Wszystko wskazuje na to ze holenderska firma Veens Blauwe Bosbessen, jeden z największych producentów borówki amerykańskiej w Europie, założy plantację w Turkowiach (gm. Werbkowice).
Rada Powiatu zgodziła się na dzierżawę tej firmie 35 ha gruntów pod uprawę borówek. Obecnie trwają negocjacje dotyczące szczegółów tej dzierżawy. Cierpliwość holenderskiego inwestora została nagrodzona. Rok temu nic nie wskazywało na to, że dzierżawa dojdzie do skutku. Ówcześni radni powiatowi zbojkotowali borówkową inwestycję w Trukowicach na gruntach po byłym gospodarstwie pomocniczym tamtejszej szkoły rolniczej.

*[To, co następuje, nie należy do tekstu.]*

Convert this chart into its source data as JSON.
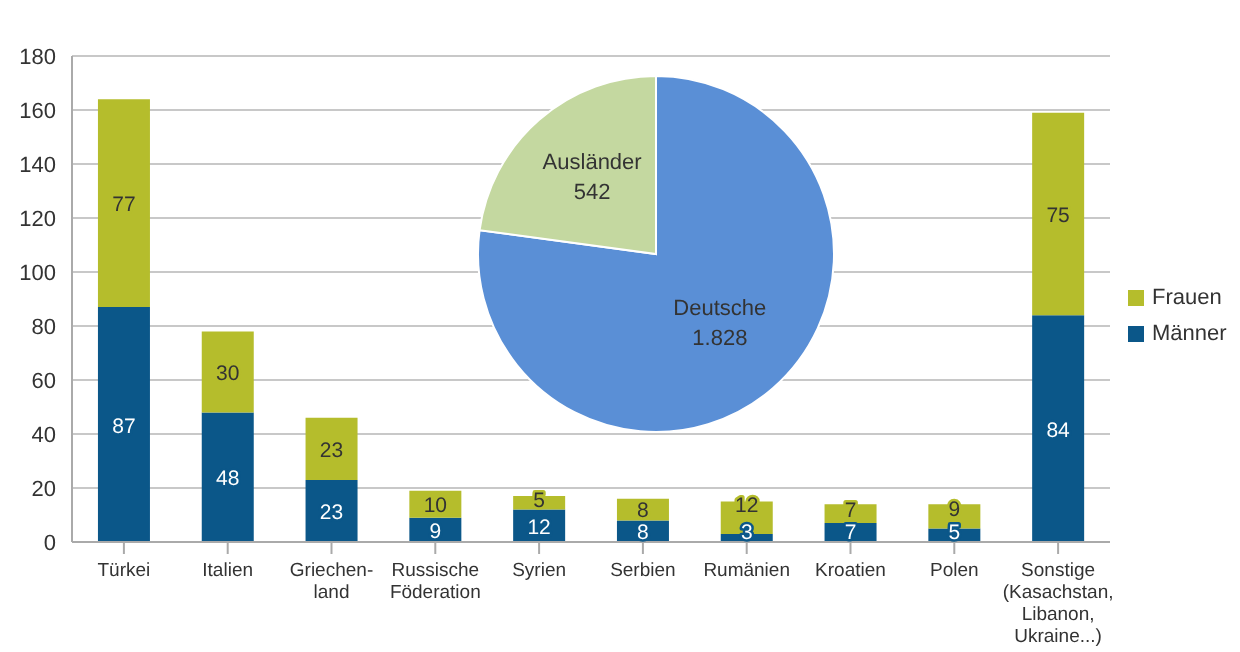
{
  "chart_data": [
    {
      "type": "bar",
      "stacked": true,
      "categories": [
        "Türkei",
        "Italien",
        "Griechen-\nland",
        "Russische\nFöderation",
        "Syrien",
        "Serbien",
        "Rumänien",
        "Kroatien",
        "Polen",
        "Sonstige\n(Kasachstan,\nLibanon,\nUkraine...)"
      ],
      "series": [
        {
          "name": "Männer",
          "color": "#0b5789",
          "values": [
            87,
            48,
            23,
            9,
            12,
            8,
            3,
            7,
            5,
            84
          ]
        },
        {
          "name": "Frauen",
          "color": "#b5bd2c",
          "values": [
            77,
            30,
            23,
            10,
            5,
            8,
            12,
            7,
            9,
            75
          ]
        }
      ],
      "ylim": [
        0,
        180
      ],
      "yticks": [
        0,
        20,
        40,
        60,
        80,
        100,
        120,
        140,
        160,
        180
      ],
      "grid": "y",
      "legend": "right",
      "data_labels": true
    },
    {
      "type": "pie",
      "categories": [
        "Deutsche",
        "Ausländer"
      ],
      "values": [
        1828,
        542
      ],
      "value_labels": [
        "1.828",
        "542"
      ],
      "colors": [
        "#5a8fd6",
        "#c4d8a0"
      ]
    }
  ]
}
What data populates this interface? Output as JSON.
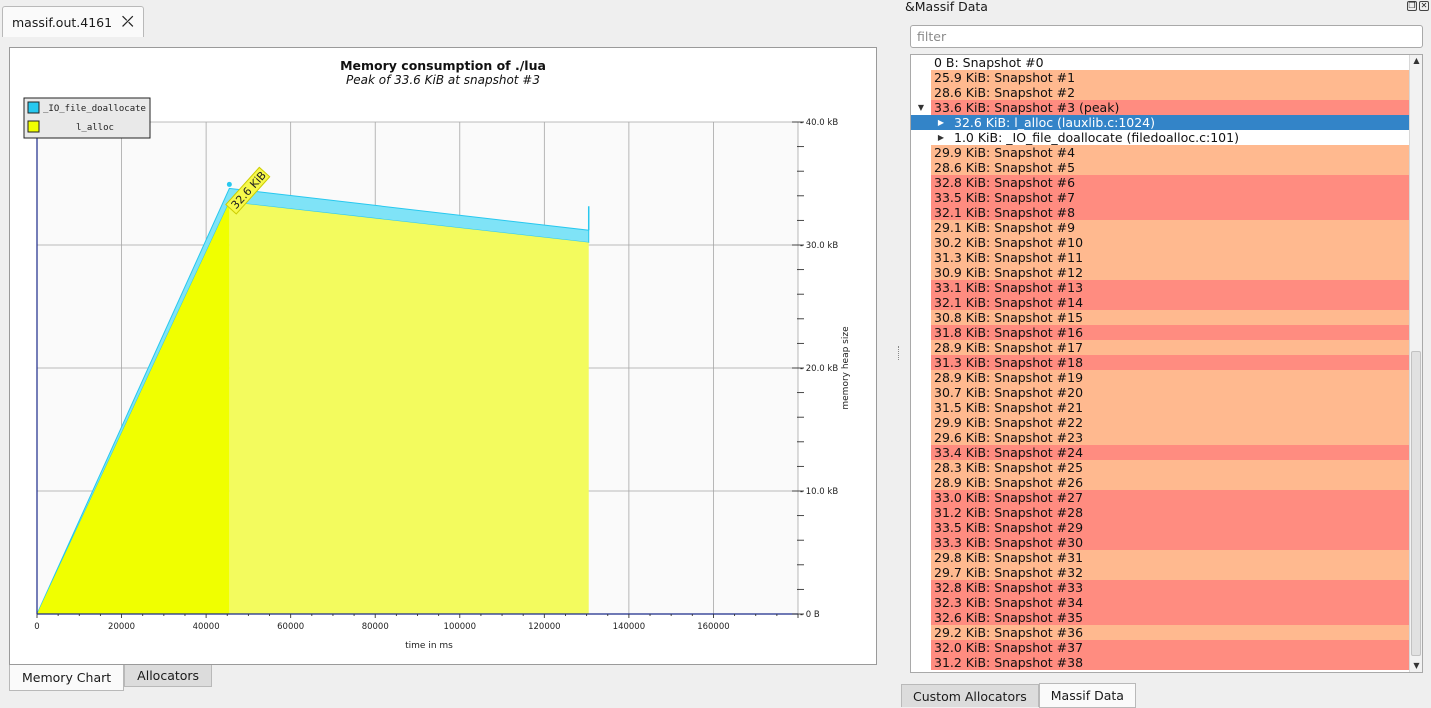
{
  "document_tab": {
    "title": "massif.out.4161",
    "close_icon": "close-x-icon"
  },
  "chart_data": {
    "type": "area",
    "title": "Memory consumption of ./lua",
    "subtitle": "Peak of 33.6 KiB at snapshot #3",
    "xlabel": "time in ms",
    "ylabel": "memory heap size",
    "xlim": [
      0,
      180000
    ],
    "ylim": [
      0,
      40
    ],
    "x_ticks": [
      "0",
      "20000",
      "40000",
      "60000",
      "80000",
      "100000",
      "120000",
      "140000",
      "160000"
    ],
    "y_ticks": [
      "0 B",
      "10.0 kB",
      "20.0 kB",
      "30.0 kB",
      "40.0 kB"
    ],
    "legend": [
      "_IO_file_doallocate",
      "l_alloc"
    ],
    "legend_position": "top-left",
    "grid": true,
    "peak_label": "32.6 KiB",
    "series": [
      {
        "name": "l_alloc",
        "color": "#f0ff00",
        "x": [
          0,
          45500,
          130500
        ],
        "y": [
          0,
          33.5,
          30.2
        ]
      },
      {
        "name": "_IO_file_doallocate",
        "color": "#27c8ef",
        "x": [
          0,
          45500,
          130500
        ],
        "y": [
          0,
          34.6,
          31.2
        ]
      }
    ]
  },
  "bottom_tabs": {
    "memory_chart": "Memory Chart",
    "allocators": "Allocators"
  },
  "dock": {
    "title": "&Massif Data",
    "filter_placeholder": "filter",
    "tabs": {
      "custom_allocators": "Custom Allocators",
      "massif_data": "Massif Data"
    }
  },
  "colors": {
    "light": "#ffb98f",
    "dark": "#ff8c80",
    "selected": "#3384c8"
  },
  "snapshots": [
    {
      "label": "0 B: Snapshot #0",
      "bg": "none"
    },
    {
      "label": "25.9 KiB: Snapshot #1",
      "bg": "light"
    },
    {
      "label": "28.6 KiB: Snapshot #2",
      "bg": "light"
    },
    {
      "label": "33.6 KiB: Snapshot #3 (peak)",
      "bg": "dark",
      "expanded": true
    },
    {
      "label": "32.6 KiB: l_alloc (lauxlib.c:1024)",
      "bg": "selected",
      "child": true
    },
    {
      "label": "1.0 KiB: _IO_file_doallocate (filedoalloc.c:101)",
      "bg": "none",
      "child": true
    },
    {
      "label": "29.9 KiB: Snapshot #4",
      "bg": "light"
    },
    {
      "label": "28.6 KiB: Snapshot #5",
      "bg": "light"
    },
    {
      "label": "32.8 KiB: Snapshot #6",
      "bg": "dark"
    },
    {
      "label": "33.5 KiB: Snapshot #7",
      "bg": "dark"
    },
    {
      "label": "32.1 KiB: Snapshot #8",
      "bg": "dark"
    },
    {
      "label": "29.1 KiB: Snapshot #9",
      "bg": "light"
    },
    {
      "label": "30.2 KiB: Snapshot #10",
      "bg": "light"
    },
    {
      "label": "31.3 KiB: Snapshot #11",
      "bg": "light"
    },
    {
      "label": "30.9 KiB: Snapshot #12",
      "bg": "light"
    },
    {
      "label": "33.1 KiB: Snapshot #13",
      "bg": "dark"
    },
    {
      "label": "32.1 KiB: Snapshot #14",
      "bg": "dark"
    },
    {
      "label": "30.8 KiB: Snapshot #15",
      "bg": "light"
    },
    {
      "label": "31.8 KiB: Snapshot #16",
      "bg": "dark"
    },
    {
      "label": "28.9 KiB: Snapshot #17",
      "bg": "light"
    },
    {
      "label": "31.3 KiB: Snapshot #18",
      "bg": "dark"
    },
    {
      "label": "28.9 KiB: Snapshot #19",
      "bg": "light"
    },
    {
      "label": "30.7 KiB: Snapshot #20",
      "bg": "light"
    },
    {
      "label": "31.5 KiB: Snapshot #21",
      "bg": "light"
    },
    {
      "label": "29.9 KiB: Snapshot #22",
      "bg": "light"
    },
    {
      "label": "29.6 KiB: Snapshot #23",
      "bg": "light"
    },
    {
      "label": "33.4 KiB: Snapshot #24",
      "bg": "dark"
    },
    {
      "label": "28.3 KiB: Snapshot #25",
      "bg": "light"
    },
    {
      "label": "28.9 KiB: Snapshot #26",
      "bg": "light"
    },
    {
      "label": "33.0 KiB: Snapshot #27",
      "bg": "dark"
    },
    {
      "label": "31.2 KiB: Snapshot #28",
      "bg": "dark"
    },
    {
      "label": "33.5 KiB: Snapshot #29",
      "bg": "dark"
    },
    {
      "label": "33.3 KiB: Snapshot #30",
      "bg": "dark"
    },
    {
      "label": "29.8 KiB: Snapshot #31",
      "bg": "light"
    },
    {
      "label": "29.7 KiB: Snapshot #32",
      "bg": "light"
    },
    {
      "label": "32.8 KiB: Snapshot #33",
      "bg": "dark"
    },
    {
      "label": "32.3 KiB: Snapshot #34",
      "bg": "dark"
    },
    {
      "label": "32.6 KiB: Snapshot #35",
      "bg": "dark"
    },
    {
      "label": "29.2 KiB: Snapshot #36",
      "bg": "light"
    },
    {
      "label": "32.0 KiB: Snapshot #37",
      "bg": "dark"
    },
    {
      "label": "31.2 KiB: Snapshot #38",
      "bg": "dark"
    }
  ]
}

Ronald Veens, holenderski przedsiębiorca poszukiwał wówczas ziemi pod plantację na terenach województw lubelskiego, mazowieckiego i zachodnio - pomorskiego. Okazało się, że najkorzystniejsze warunki klimatyczno - glebowe dla tej uprawy są właśnie w Turkowicach. Holender wystąpił do Starostwa Powiatowego w Hrubieszowie z wnioskiem o wydzierżawienie 35 ha.
Zarząd Powiatu zapytał Radnych na jednej z ubiegłorocznych sesji, czy może wydzierżawić ten areał Holendrom. Niektórzy radni stanowczo zaprotestowali.
Nic nie pomogły wyjaśnienia przedstawiciela holenderskiej firmy, który
tłumaczył, że holenderska firma nie chce nikomu niczego zabierać. A jeszcze
zamierza zainwestować w Turkowicach około 1 mln euro. W sezonie, przy zbiorze
borówek, mogłoby pracować około 350 mieszkańców z Turkowic i
okolicy.
Mimo tych argumentów ówcześni radni nie
przegłosowali wniosku o zgodę na dzierżawę. Sprawa powróciła w tej kadencji, a
obecna rada nie dopatrzyła się zagrożeń wynikających z dzierżawy gruntów obcemu
kapitałowi.
Holenderska firma jako jedyna przystąpiła do przetargu. Obecnie negocjowane są kwestie sporne dotyczące okresu dzierżawy oraz dostęp plantacji do rzeki. Wszystko wskazuje, że rozmowy zakończą się sukcesem i umowa dzierżawy zostanie podpisana w ciągu kilku najbliższych tygodni.